Roderick Williams, with his frequent accompanist Susie Allan, continues his welcome foray through English

Our rating

4

Published: November 19, 2019 at 5:11 pm

CD_SOMMCD0177_Williams_cmyk

Celebrating English Song Songs by Ireland, Venables and Vaughan Williams et al Roderick Williams (baritone), Susie Allan (piano) SOMM Recordings SOMMCD 0177

Roderick Williams, with his frequent accompanist Susie Allan, continues his welcome foray through English song. Blending familiar and less so, the programme is always interesting. Newcomers may find Williams, with his almost tenorial top, less full-voiced and sturdy than distinguished precursors like Sirs Thomas Allen and Bryn Terfel. Yet he has a mellow, refined tone, distinctively poetic delivery, and is keenly sensitive to the words. And with Allan’s lively support, he can unleash sufficient vigour in the emotional contrasts of Butterworth’s Shropshire Lad songs, in particular Is my team ploughing? ’s haunted unease. He does likewise in the heartier elements of Ireland’s Hardy and Masefield settings, and Warlock's sprightly Jillian of Berry.

Williams doesn't quite catch the heroic defiance of Vaughan Williams's Vagabond, and Gurney's less boisterous Captain Stretton's Fancy probably suits him better than Warlock's version would. But the other, deeply felt Gurney songs are particularly striking, as are Venables's Hardy and Graves settings, contemporary but very much in the classic manner.

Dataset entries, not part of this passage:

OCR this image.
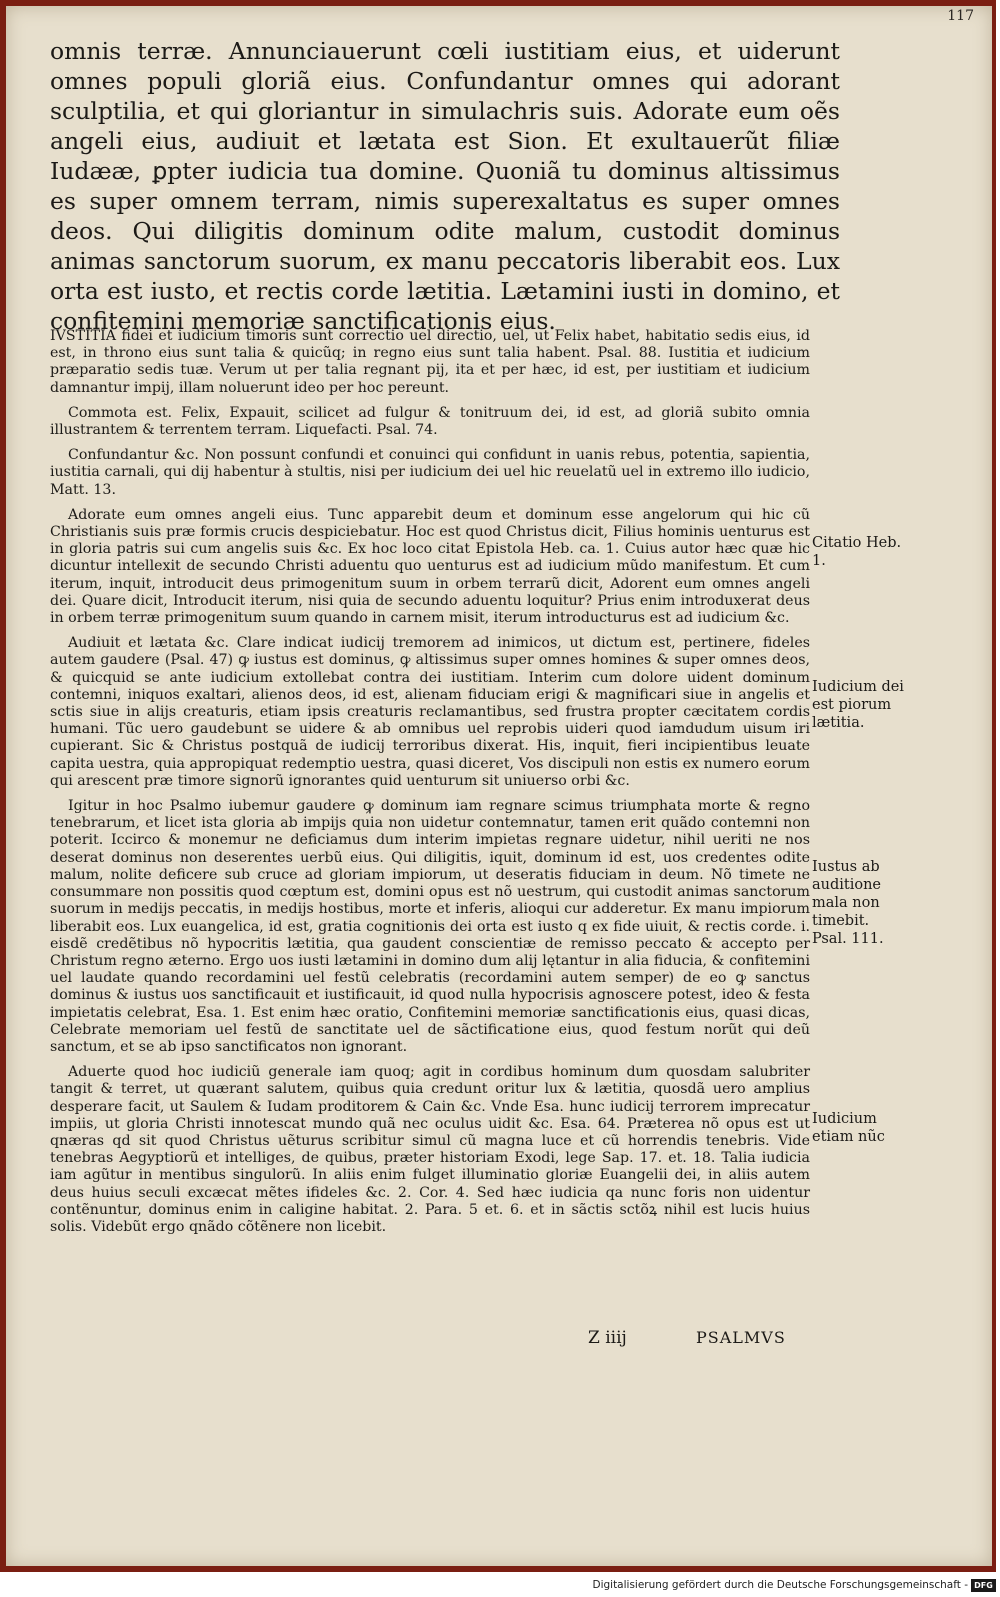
117

omnis terræ. Annunciauerunt cœli iustitiam eius, et uiderunt omnes populi gloriã eius. Confundantur omnes qui adorant sculptilia, et qui gloriantur in simulachris suis. Adorate eum oẽs angeli eius, audiuit et lætata est Sion. Et exultauerũt filiæ Iudææ, ꝑpter iudicia tua domine. Quoniã tu dominus altissimus es super omnem terram, nimis superexaltatus es super omnes deos. Qui diligitis dominum odite malum, custodit dominus animas sanctorum suorum, ex manu peccatoris liberabit eos. Lux orta est iusto, et rectis corde lætitia. Lætamini iusti in domino, et confitemini memoriæ sanctificationis eius.

IVSTITIA fidei et iudicium timoris sunt correctio uel directio, uel, ut Felix habet, habitatio sedis eius, id est, in throno eius sunt talia & quicũq; in regno eius sunt talia habent. Psal. 88. Iustitia et iudicium præparatio sedis tuæ. Verum ut per talia regnant pij, ita et per hæc, id est, per iustitiam et iudicium damnantur impij, illam noluerunt ideo per hoc pereunt.

Commota est. Felix, Expauit, scilicet ad fulgur & tonitruum dei, id est, ad gloriã subito omnia illustrantem & terrentem terram. Liquefacti. Psal. 74.

Confundantur &c. Non possunt confundi et conuinci qui confidunt in uanis rebus, potentia, sapientia, iustitia carnali, qui dij habentur à stultis, nisi per iudicium dei uel hic reuelatũ uel in extremo illo iudicio, Matt. 13.

Adorate eum omnes angeli eius. Tunc apparebit deum et dominum esse angelorum qui hic cũ Christianis suis præ formis crucis despiciebatur. Hoc est quod Christus dicit, Filius hominis uenturus est in gloria patris sui cum angelis suis &c. Ex hoc loco citat Epistola Heb. ca. 1. Cuius autor hæc quæ hic dicuntur intellexit de secundo Christi aduentu quo uenturus est ad iudicium mũdo manifestum. Et cum iterum, inquit, introducit deus primogenitum suum in orbem terrarũ dicit, Adorent eum omnes angeli dei. Quare dicit, Introducit iterum, nisi quia de secundo aduentu loquitur? Prius enim introduxerat deus in orbem terræ primogenitum suum quando in carnem misit, iterum introducturus est ad iudicium &c.

Audiuit et lætata &c. Clare indicat iudicij tremorem ad inimicos, ut dictum est, pertinere, fideles autem gaudere (Psal. 47) ꝙ iustus est dominus, ꝙ altissimus super omnes homines & super omnes deos, & quicquid se ante iudicium extollebat contra dei iustitiam. Interim cum dolore uident dominum contemni, iniquos exaltari, alienos deos, id est, alienam fiduciam erigi & magnificari siue in angelis et sctis siue in alijs creaturis, etiam ipsis creaturis reclamantibus, sed frustra propter cæcitatem cordis humani. Tũc uero gaudebunt se uidere & ab omnibus uel reprobis uideri quod iamdudum uisum iri cupierant. Sic & Christus postquã de iudicij terroribus dixerat. His, inquit, fieri incipientibus leuate capita uestra, quia appropiquat redemptio uestra, quasi diceret, Vos discipuli non estis ex numero eorum qui arescent præ timore signorũ ignorantes quid uenturum sit uniuerso orbi &c.

Igitur in hoc Psalmo iubemur gaudere ꝙ dominum iam regnare scimus triumphata morte & regno tenebrarum, et licet ista gloria ab impijs quia non uidetur contemnatur, tamen erit quãdo contemni non poterit. Iccirco & monemur ne deficiamus dum interim impietas regnare uidetur, nihil ueriti ne nos deserat dominus non deserentes uerbũ eius. Qui diligitis, iquit, dominum id est, uos credentes odite malum, nolite deficere sub cruce ad gloriam impiorum, ut deseratis fiduciam in deum. Nõ timete ne consummare non possitis quod cœptum est, domini opus est nõ uestrum, qui custodit animas sanctorum suorum in medijs peccatis, in medijs hostibus, morte et inferis, alioqui cur adderetur. Ex manu impiorum liberabit eos. Lux euangelica, id est, gratia cognitionis dei orta est iusto q ex fide uiuit, & rectis corde. i. eisdẽ credẽtibus nõ hypocritis lætitia, qua gaudent conscientiæ de remisso peccato & accepto per Christum regno æterno. Ergo uos iusti lætamini in domino dum alij lętantur in alia fiducia, & confitemini uel laudate quando recordamini uel festũ celebratis (recordamini autem semper) de eo ꝙ sanctus dominus & iustus uos sanctificauit et iustificauit, id quod nulla hypocrisis agnoscere potest, ideo & festa impietatis celebrat, Esa. 1. Est enim hæc oratio, Confitemini memoriæ sanctificationis eius, quasi dicas, Celebrate memoriam uel festũ de sanctitate uel de sãctificatione eius, quod festum norũt qui deũ sanctum, et se ab ipso sanctificatos non ignorant.

Aduerte quod hoc iudiciũ generale iam quoq; agit in cordibus hominum dum quosdam salubriter tangit & terret, ut quærant salutem, quibus quia credunt oritur lux & lætitia, quosdã uero amplius desperare facit, ut Saulem & Iudam proditorem & Cain &c. Vnde Esa. hunc iudicij terrorem imprecatur impiis, ut gloria Christi innotescat mundo quã nec oculus uidit &c. Esa. 64. Præterea nõ opus est ut qnæras qd sit quod Christus uẽturus scribitur simul cũ magna luce et cũ horrendis tenebris. Vide tenebras Aegyptiorũ et intelliges, de quibus, præter historiam Exodi, lege Sap. 17. et. 18. Talia iudicia iam agũtur in mentibus singulorũ. In aliis enim fulget illuminatio gloriæ Euangelii dei, in aliis autem deus huius seculi excæcat mẽtes ifideles &c. 2. Cor. 4. Sed hæc iudicia qa nunc foris non uidentur contẽnuntur, dominus enim in caligine habitat. 2. Para. 5 et. 6. et in sãctis sctõꝝ nihil est lucis huius solis. Videbũt ergo qnãdo cõtẽnere non licebit.

Citatio Heb. 1.
Iudicium dei est piorum lætitia.
Iustus ab auditione mala non timebit. Psal. 111.
Iudicium etiam nũc
Z iiij	PSALMVS
Digitalisierung gefördert durch die Deutsche Forschungsgemeinschaft - DFG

Vaughan Williams's idyllic Silent Moon, plangent Quilter and lyrical Moeran are equally impressive. Britten's Down by the Sally Gardens and The Ploughboy probably can't help recalling Peter Pears, but the underrated Finzi Shakespearian group which follows again brings out Williams’s darker shadings and nuances, and Allan makes much of the piano part.